How to Find Spending Leaks With a 3-Receipt Rule

Author Maya & Tom

Maya & Tom

Published on

You know that moment when you open your banking app and both of you go quiet?

Like: “We didn’t do anything big this month… so why does it feel like our money evaporated?”

Tom’s first instinct is always: “We should cut stuff.”
My first instinct is: “Please don’t make our lives joyless because we bought iced coffee when we were tired.”

So we needed a way to find spending leaks that didn’t turn into a courtroom drama. Enter: the 3-Receipt Rule.

What we mean by “spending leaks”

Not fraud. Not “you’re bad with money.”

Leaks are the small, frequent, slightly invisible transactions that happen because you’re:

  • hungry and busy,
  • stressed and treating yourself,
  • avoiding a boring task (“I’ll deal with that subscription later”),
  • or doing the nice-couple thing (“Let’s just order in, we deserve it”).

They’re sneaky because individually they feel harmless—especially when prices rise. For example, U.S. consumer inflation for food away from home rose 7.1% in 2023 (CPI-U), which makes “just grabbing something” more expensive even if your habits don’t change (U.S. Bureau of Labor Statistics, Consumer Expenditures 2023).

Also: money stress is real relationship stress. In Northwestern Mutual’s 2025 Planning & Progress Study, 57% of Americans who are married or living with a partner said financial uncertainty impacted their relationship, and 69% said it made them feel depressed and anxious (Northwestern Mutual, 2025 Planning & Progress Study).

So, yes: this is about spending. But it’s also about staying kind to each other.

The 3-Receipt Rule (the non-awkward version)

Once a week (we do Sunday), each of you brings three “telling” receipts/transactions—not the biggest ones, the most revealing ones.

Pick one from each bucket:

  1. Convenience receipt: the thing you bought because you were tired/busy (delivery, taxi, last-minute anything).
  2. Mood receipt: the thing you bought to feel better (snack spiral, “tiny treat,” impulse scrolling buy).
  3. Forgotten receipt: the charge you didn’t actively choose that week (subscription, fee, auto-renew, app).

Then, for each receipt, answer two questions:

  • “What problem was I trying to solve?”
  • “Would we make the same choice again—if we planned for it?”

Important: this is not a purity test. It’s a pattern-finder.

A line we love from the CFPB is basically our whole philosophy: “Don’t edit your budget to reflect what you ‘could’ or ‘should’ be spending.” Look at what you actually do first (CFPB, “Assess your spending”). (They also note that about half of Americans don’t have a budget, which made us feel… less alone.)

Three ways couples can run it (pick your vibe)

1) The “separate receipts, shared lessons” method

You each pick your three receipts privately. Then you share them at the same time.

Best for: avoiding the “I watched your spending all week” dynamic.

Conversation starter:

  • “I’m not proud of this one, but it’s honest. Can we look at it like detectives, not judges?”

Tom thinks this keeps it fair. I think it keeps it safe.

2) The “receipt captain” rotation

One partner is the captain for the week. The captain doesn’t police—just collects themes and asks questions. Next week, swap.

Best for: when one person usually carries the mental load.

Captain script:

  • “I’m not here to fix you. I’m here to spot patterns so we can make this easier.”

3) The “household leak board” (team vs. problem)

Instead of “your receipt / my receipt,” you look for leaks that belong to the system:

  • default delivery apps,
  • no plan for busy nights,
  • subscriptions no one remembers,
  • “we’ll sort it later” admin.

Best for: couples who get defensive fast (hi, sometimes us).

Reframe phrase:

  • “This isn’t a character flaw. It’s a workflow issue.”

What to do when you disagree (because you will)

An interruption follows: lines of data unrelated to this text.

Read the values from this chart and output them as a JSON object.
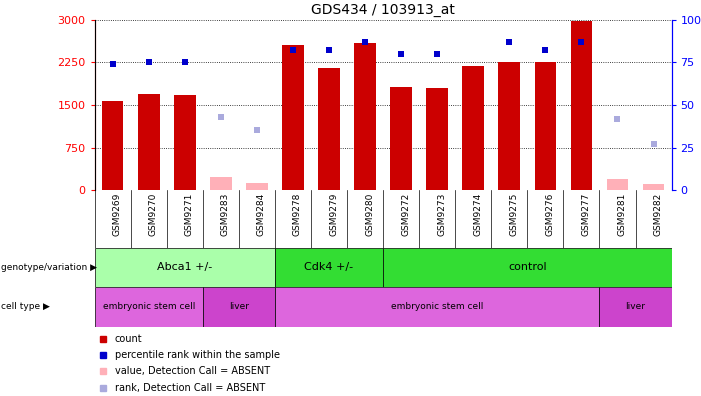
{
  "title": "GDS434 / 103913_at",
  "samples": [
    "GSM9269",
    "GSM9270",
    "GSM9271",
    "GSM9283",
    "GSM9284",
    "GSM9278",
    "GSM9279",
    "GSM9280",
    "GSM9272",
    "GSM9273",
    "GSM9274",
    "GSM9275",
    "GSM9276",
    "GSM9277",
    "GSM9281",
    "GSM9282"
  ],
  "counts": [
    1570,
    1700,
    1670,
    null,
    null,
    2550,
    2150,
    2600,
    1820,
    1790,
    2180,
    2250,
    2250,
    2980,
    null,
    null
  ],
  "absent_counts": [
    null,
    null,
    null,
    230,
    130,
    null,
    null,
    null,
    null,
    null,
    null,
    null,
    null,
    null,
    190,
    105
  ],
  "ranks": [
    74,
    75,
    75,
    null,
    null,
    82,
    82,
    87,
    80,
    80,
    null,
    87,
    82,
    87,
    null,
    null
  ],
  "absent_ranks": [
    null,
    null,
    null,
    43,
    35,
    null,
    null,
    null,
    null,
    null,
    null,
    null,
    null,
    null,
    42,
    27
  ],
  "ylim_left": [
    0,
    3000
  ],
  "ylim_right": [
    0,
    100
  ],
  "yticks_left": [
    0,
    750,
    1500,
    2250,
    3000
  ],
  "ytick_labels_left": [
    "0",
    "750",
    "1500",
    "2250",
    "3000"
  ],
  "yticks_right": [
    0,
    25,
    50,
    75,
    100
  ],
  "ytick_labels_right": [
    "0",
    "25",
    "50",
    "75",
    "100%"
  ],
  "bar_color": "#cc0000",
  "absent_bar_color": "#ffb0b8",
  "rank_color": "#0000cc",
  "absent_rank_color": "#aaaadd",
  "genotype_groups": [
    {
      "label": "Abca1 +/-",
      "start": 0,
      "end": 4,
      "color": "#aaffaa"
    },
    {
      "label": "Cdk4 +/-",
      "start": 5,
      "end": 7,
      "color": "#33dd33"
    },
    {
      "label": "control",
      "start": 8,
      "end": 15,
      "color": "#33dd33"
    }
  ],
  "celltype_groups": [
    {
      "label": "embryonic stem cell",
      "start": 0,
      "end": 2,
      "color": "#dd66dd"
    },
    {
      "label": "liver",
      "start": 3,
      "end": 4,
      "color": "#cc44cc"
    },
    {
      "label": "embryonic stem cell",
      "start": 5,
      "end": 13,
      "color": "#dd66dd"
    },
    {
      "label": "liver",
      "start": 14,
      "end": 15,
      "color": "#cc44cc"
    }
  ],
  "legend_items": [
    {
      "label": "count",
      "color": "#cc0000"
    },
    {
      "label": "percentile rank within the sample",
      "color": "#0000cc"
    },
    {
      "label": "value, Detection Call = ABSENT",
      "color": "#ffb0b8"
    },
    {
      "label": "rank, Detection Call = ABSENT",
      "color": "#aaaadd"
    }
  ],
  "bg_color": "#ffffff",
  "plot_bg_color": "#ffffff",
  "xtick_bg_color": "#cccccc",
  "grid_color": "#000000"
}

Here’s our most common disagreement:

Tom: “If it’s a leak, cut it.”
Me: “Or we admit it’s important and plan it properly.”

A middle-ground rule that helps:

  • Cut shame, not joy.
  • If something keeps showing up, choose one:
    1. Reduce frequency (same thing, less often)
    2. Replace (different solution to the same need)
    3. Plan it (make it an intentional category instead of a surprise)

Try this sentence when you’re stuck:

  • “Are we trying to spend less, or are we trying to be less surprised?”

And if the real issue is visibility (it often is), a shared tracker helps because you’re finally looking at the same reality. That’s the whole point: fewer assumptions, fewer ‘Wait, we spent on what?’ moments. (This is why tools like Monee can feel like relationship therapy, but with charts.)

If this feels hard, start here

For the next week, don’t change anything. Just do this:

  • Each pick one convenience, one mood, one forgotten charge.
  • For each: name the “problem it solved.”